🚘B.1🚘

2.8K 198 1.3K
                                    

Selâm çıraklarım, nasılsınız?

Birlikte yol aldığımız sürece benden iyisi yok;,))

Keyifli okumalar!

Oy verip yorumlar bırakmayı unutmayın lütfen 🤗

Kırmızı Volkswagen marka arabamın içindeyim. Yoğun sisli ve yağmurlu bir havada yolculuk yapıyorum.

Yağmur giderek şiddetini artırıyordu. Rüzgâr bunu fırsat bilerek hışımla esiyor ve önüne kattığı her damlayı hoyratça oraya buraya savuruyordu. Bu gidişle asi bir fırtına çıkacak gibi duruyordu. Şimdiden yağmur sağanağının oluşturduğu sisli havadan göz gözü görmez olmuş sanki gök kubbe delinmiş gibiydi.
Rüzgâr ıslık çalarak arabamın etrafında turlar atıyor, etraftaki bodur bitkiler rüzgârın önünde kıvrak hareketlerle adeta dans ediyordu.
Hava gitgide soğumaya başlamış, dışarıdaki soğuk hava arabamın camının buğulanmasına neden olurken benim etrafımı görebilmem bir hayli güçleşiyordu.

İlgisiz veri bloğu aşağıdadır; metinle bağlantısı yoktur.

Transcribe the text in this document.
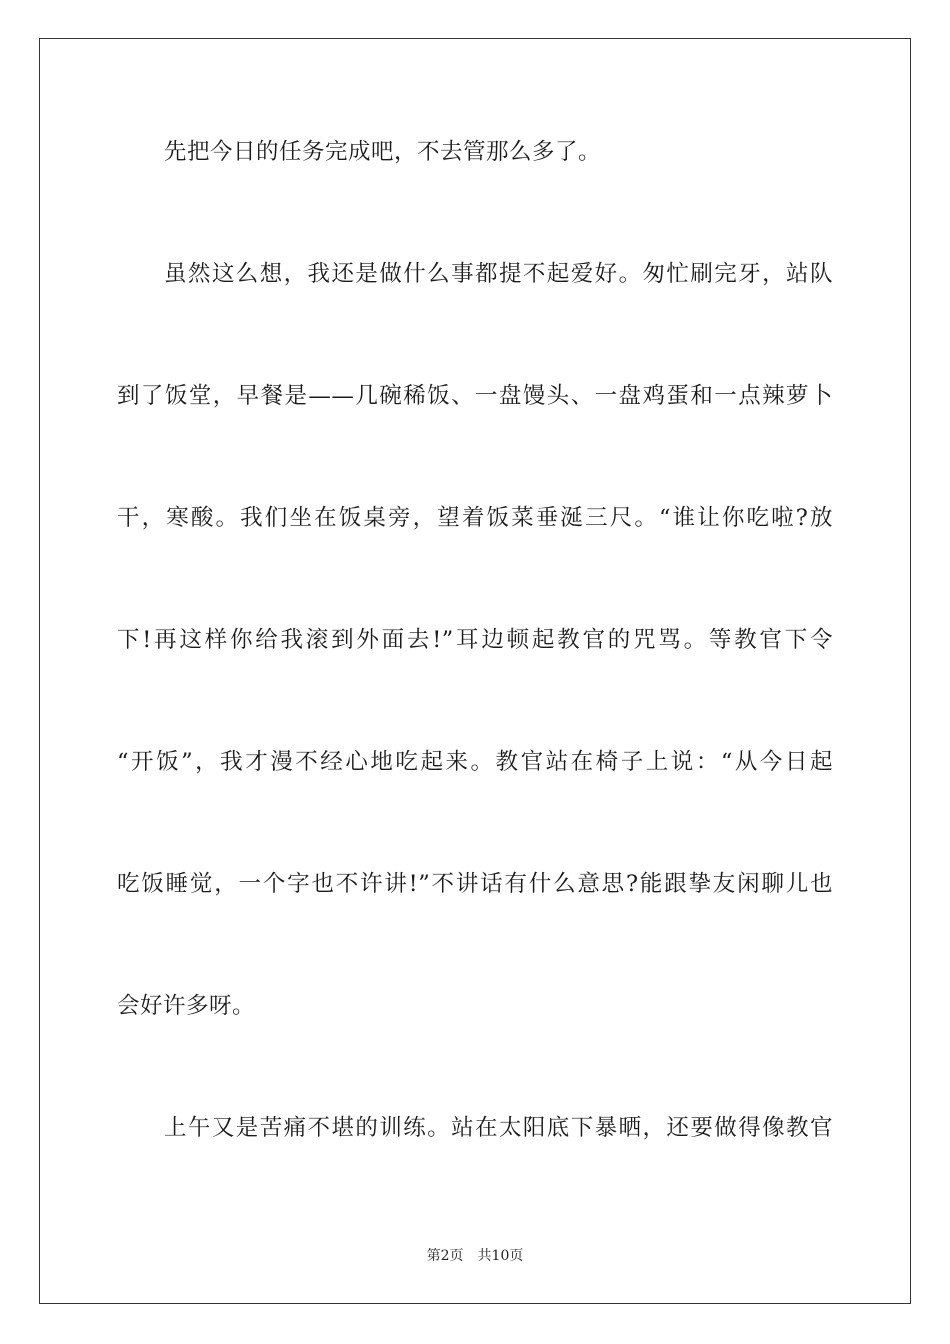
先把今日的任务完成吧，不去管那么多了。
虽然这么想，我还是做什么事都提不起爱好。匆忙刷完牙，站队
到了饭堂，早餐是——几碗稀饭、一盘馒头、一盘鸡蛋和一点辣萝卜
干，寒酸。我们坐在饭桌旁，望着饭菜垂涎三尺。“谁让你吃啦?放
下!再这样你给我滚到外面去!”耳边顿起教官的咒骂。等教官下令
“开饭”，我才漫不经心地吃起来。教官站在椅子上说：“从今日起
吃饭睡觉，一个字也不许讲!”不讲话有什么意思?能跟挚友闲聊儿也
会好许多呀。
上午又是苦痛不堪的训练。站在太阳底下暴晒，还要做得像教官
第2页 共10页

Önümü görmek için arabanın sileceklerini sürekli çalıştırmak zorunda kalıyordum.
Kendimi kapana kısılmış gibi hissetmeye başlamıştım.
Sanki bir el boğazımı sıkıp beni boğuyordu. Nefes alamıyor hissini yaşıyordum.
Göğüs kafesim derin ve kısa aralıklarla inip kalkıyor, aldığım oksijen ciğerlerime yetersiz geliyordu. Öleceğimi düşünmeye başlamıştım. Artık her şey bitti dedim kendi kendime.
Ben ölüyorum...
Kesik kesik nefesler alıp vererek son bir gayret arabamı sağa çekip durdum.
Bu ıssız ve uçsuz bucaksız ovanın tam ortasında bir başıma kalakalmıştım. İçinde bulunduğum bu durum sanırım panik atağımı tetiklemeye başlamıştı...

Bir ara...
Kulaklarımı tırmalayan bir ses duydum. Ses arabamın içerisinde yankılanıp duruyordu; bulanık boğuk ama içten bir ses.
"Gel bana gel, çık oradan bana gel!"
Kalkmak istiyordum fakat vücudumun üzerinde tonlarca ağırlık varmış gibi yerimden kıpırdayamıyordum. Başımı kaldırıp sesin geldiği yöne doğru bakmaya çabaladım ama dışarıyı görebilmem bir hayli zordu...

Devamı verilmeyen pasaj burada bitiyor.